Momentum is conserved, but in this instance kinetic energy is not... but we know how much is lost. The solution is #(-3.4, 2.9)#.

Explanation:

Let's call the #2# #kg# ball '1' and the #7# #kg# ball '2' for convenience.

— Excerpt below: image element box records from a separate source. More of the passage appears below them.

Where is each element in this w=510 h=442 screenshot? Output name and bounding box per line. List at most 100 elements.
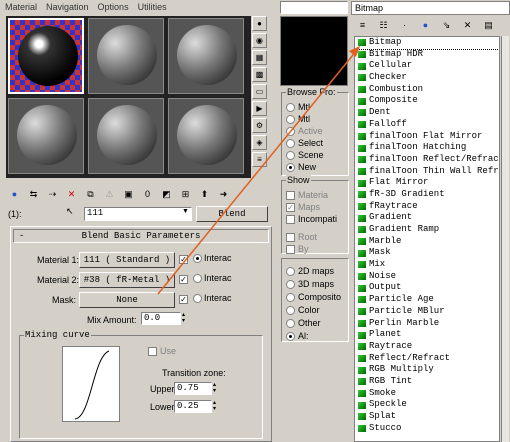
mask-enable-checkbox[interactable]: ✓ bbox=[179, 295, 188, 304]
material2-enable-checkbox[interactable]: ✓ bbox=[179, 275, 188, 284]
map-list-item[interactable]: Gradient bbox=[355, 212, 499, 224]
show-map-icon[interactable]: ◩ bbox=[158, 186, 175, 203]
map-list-scrollbar[interactable] bbox=[501, 36, 509, 442]
mix-amount-field[interactable]: 0.0 bbox=[141, 312, 181, 325]
sample-slot-6[interactable] bbox=[168, 98, 244, 174]
show-maps-checkbox[interactable]: ✓ bbox=[286, 202, 295, 212]
menu-utilities[interactable]: Utilities bbox=[138, 2, 167, 12]
map-list-item[interactable]: fRaytrace bbox=[355, 201, 499, 213]
make-preview-icon[interactable]: ▶ bbox=[252, 101, 267, 116]
upper-field[interactable]: 0.75 bbox=[174, 382, 212, 395]
map-list-item[interactable]: Checker bbox=[355, 72, 499, 84]
browse-mtl-editor-radio[interactable] bbox=[286, 114, 295, 124]
pick-material-icon[interactable]: ↖ bbox=[66, 206, 74, 217]
map-list-item[interactable]: Mix bbox=[355, 259, 499, 271]
map-list-item[interactable]: Gradient Ramp bbox=[355, 224, 499, 236]
map-list-item[interactable]: Perlin Marble bbox=[355, 318, 499, 330]
all-radio[interactable] bbox=[286, 331, 295, 341]
mix-amount-spinner[interactable]: ▴ ▾ bbox=[182, 312, 188, 324]
map-list-item[interactable]: finalToon Reflect/Refract bbox=[355, 154, 499, 166]
show-incompatible-checkbox[interactable] bbox=[286, 214, 295, 224]
material2-interactive-radio[interactable] bbox=[193, 273, 202, 283]
material-navigator-icon[interactable]: ≡ bbox=[252, 152, 267, 167]
video-color-icon[interactable]: ▭ bbox=[252, 84, 267, 99]
material1-button[interactable]: 111 ( Standard ) bbox=[79, 252, 175, 268]
sample-slot-4[interactable] bbox=[8, 98, 84, 174]
upper-spinner[interactable]: ▴ ▾ bbox=[213, 382, 216, 394]
material-effects-channel-icon[interactable]: 0 bbox=[139, 186, 156, 203]
chevron-down-icon[interactable]: ▼ bbox=[182, 208, 192, 220]
map-list-item[interactable]: Reflect/Refract bbox=[355, 353, 499, 365]
2d-maps-radio[interactable] bbox=[286, 266, 295, 276]
3d-maps-radio[interactable] bbox=[286, 279, 295, 289]
go-to-parent-icon[interactable]: ⬆ bbox=[196, 186, 213, 203]
map-list-item[interactable]: Bitmap HDR bbox=[355, 49, 499, 61]
put-to-library-icon[interactable]: ▣ bbox=[120, 186, 137, 203]
view-list-icons-icon[interactable]: ☷ bbox=[375, 17, 392, 34]
other-radio[interactable] bbox=[286, 318, 295, 328]
lower-field[interactable]: 0.25 bbox=[174, 400, 212, 413]
show-end-result-icon[interactable]: ⊞ bbox=[177, 186, 194, 203]
browse-scene-radio[interactable] bbox=[286, 150, 295, 160]
map-list-item[interactable]: Marble bbox=[355, 236, 499, 248]
map-list-item[interactable]: Stucco bbox=[355, 423, 499, 435]
make-copy-icon[interactable]: ⧉ bbox=[82, 186, 99, 203]
map-list-item[interactable]: Composite bbox=[355, 95, 499, 107]
go-forward-icon[interactable]: ➜ bbox=[215, 186, 232, 203]
compositors-radio[interactable] bbox=[286, 292, 295, 302]
rollout-title[interactable]: - Blend Basic Parameters bbox=[13, 229, 269, 243]
browse-active-slot-radio[interactable] bbox=[286, 126, 295, 136]
background-icon[interactable]: ▦ bbox=[252, 50, 267, 65]
browser-search-field[interactable] bbox=[280, 1, 348, 14]
root-only-checkbox[interactable] bbox=[286, 232, 295, 242]
map-list-item[interactable]: Particle MBlur bbox=[355, 306, 499, 318]
map-list-item[interactable]: RGB Multiply bbox=[355, 364, 499, 376]
mask-interactive-radio[interactable] bbox=[193, 293, 202, 303]
map-list-item[interactable]: Cellular bbox=[355, 60, 499, 72]
sample-slot-5[interactable] bbox=[88, 98, 164, 174]
browse-selected-radio[interactable] bbox=[286, 138, 295, 148]
map-list-item[interactable]: Speckle bbox=[355, 399, 499, 411]
map-list-item[interactable]: Combustion bbox=[355, 84, 499, 96]
show-materials-checkbox[interactable] bbox=[286, 190, 295, 200]
map-list-item[interactable]: finalToon Hatching bbox=[355, 142, 499, 154]
backlight-icon[interactable]: ◉ bbox=[252, 33, 267, 48]
material2-button[interactable]: #38 ( fR-Metal ) bbox=[79, 272, 175, 288]
use-curve-checkbox[interactable] bbox=[148, 346, 157, 356]
view-small-icons-icon[interactable]: ∙ bbox=[396, 17, 413, 34]
put-to-scene-icon[interactable]: ⇆ bbox=[25, 186, 42, 203]
menu-navigation[interactable]: Navigation bbox=[46, 2, 89, 12]
tiling-icon[interactable]: ▩ bbox=[252, 67, 267, 82]
options-icon[interactable]: ⚙ bbox=[252, 118, 267, 133]
sphere-icon[interactable]: ● bbox=[252, 16, 267, 31]
color-mods-radio[interactable] bbox=[286, 305, 295, 315]
map-list-item[interactable]: finalToon Flat Mirror bbox=[355, 131, 499, 143]
assign-to-selection-icon[interactable]: ⇢ bbox=[44, 186, 61, 203]
material-name-field[interactable]: 111 bbox=[84, 207, 192, 221]
map-list-item[interactable]: Dent bbox=[355, 107, 499, 119]
map-list-item[interactable]: fR-3D Gradient bbox=[355, 189, 499, 201]
clear-library-icon[interactable]: ▤ bbox=[480, 17, 497, 34]
map-list-item[interactable]: Falloff bbox=[355, 119, 499, 131]
material1-enable-checkbox[interactable]: ✓ bbox=[179, 255, 188, 264]
view-large-icons-icon[interactable]: ● bbox=[417, 17, 434, 34]
map-list-item[interactable]: Bitmap bbox=[355, 37, 499, 50]
material1-interactive-radio[interactable] bbox=[193, 253, 202, 263]
delete-icon[interactable]: ✕ bbox=[459, 17, 476, 34]
map-list-item[interactable]: Particle Age bbox=[355, 294, 499, 306]
menu-options[interactable]: Options bbox=[98, 2, 129, 12]
map-list-item[interactable]: Output bbox=[355, 282, 499, 294]
map-list-item[interactable]: Raytrace bbox=[355, 341, 499, 353]
get-material-icon[interactable]: ● bbox=[6, 186, 23, 203]
mask-button[interactable]: None bbox=[79, 292, 175, 308]
map-list-item[interactable]: RGB Tint bbox=[355, 376, 499, 388]
update-scene-materials-icon[interactable]: ⇘ bbox=[438, 17, 455, 34]
map-list-item[interactable]: finalToon Thin Wall Refra bbox=[355, 166, 499, 178]
map-list-item[interactable]: Planet bbox=[355, 329, 499, 341]
map-list-item[interactable]: Mask bbox=[355, 247, 499, 259]
map-list-item[interactable]: Splat bbox=[355, 411, 499, 423]
by-object-checkbox[interactable] bbox=[286, 244, 295, 254]
map-list-item[interactable]: Flat Mirror bbox=[355, 177, 499, 189]
sample-slot-3[interactable] bbox=[168, 18, 244, 94]
make-unique-icon[interactable]: ⚠ bbox=[101, 186, 118, 203]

Momentum before the collision:

#p=m_1v_1+m_2v_2=2*5+7*(-4)=10-28=-18# #kgms^-1#

Kinetic energy before the collision:

#E_k=1/2m_1v_1^2+1/2m_2v_2^2#
#=1/2*2*5^2+1/2*7*(-4)^2=25+56=81# #J#

The momentum after the collision will be the same as before, the kinetic energy after the collision will be 60% of the value before (due to the 40% loss): #48.6# #J#

Momentum after the collision:

#p=m_1v_1+m_2v_2=2v_1+7v_2=-18# : call this Equation 1

Kinetic energy after the collision:

#E_k=1/2m_1v_1^2+1/2m_2v_2^2=1/2*2*v_1^2+1/2*7*v_2^2=48.6# : call this Equation 2

We have two equations in two unknowns, which means we can solve them. Rearrange Equation 1 to find a value for #v_1#:

#v_1=-7/2v_2-9#

Substitute into Equation 2:

#1/2*2*(-7/2v_2-9)^2+1/2*7*v_2^2=48.6#

#(-7/2v_2-9)^2+7/2v_2^2=48.6#

#(49/4v_2^2+63v_2+81)+7/2v_2^2=48.6#

#63/4v_2^2+63v_2+81=48.6#

#63/4v_2^2+63v_2+32.4=0#

This is a quadratic equation, which can be solved using the quadratic formula or whichever method your prefer:

This yields the value #v_2=-0.61# or #-3.4# #ms^-1#

Substituting these values into Equation 1 yields:

#v_1=-6.9 or2.9# #ms^-1#

The possible solutions for #(v_1,v_2)# are #(-0.61, -6.9)# or #(-3.4, 2.9)#.

The first is physically impossible, since the ball on the right would be moving faster to the left than the one to the left of it, so the solution is #(-3.4, 2.9)#.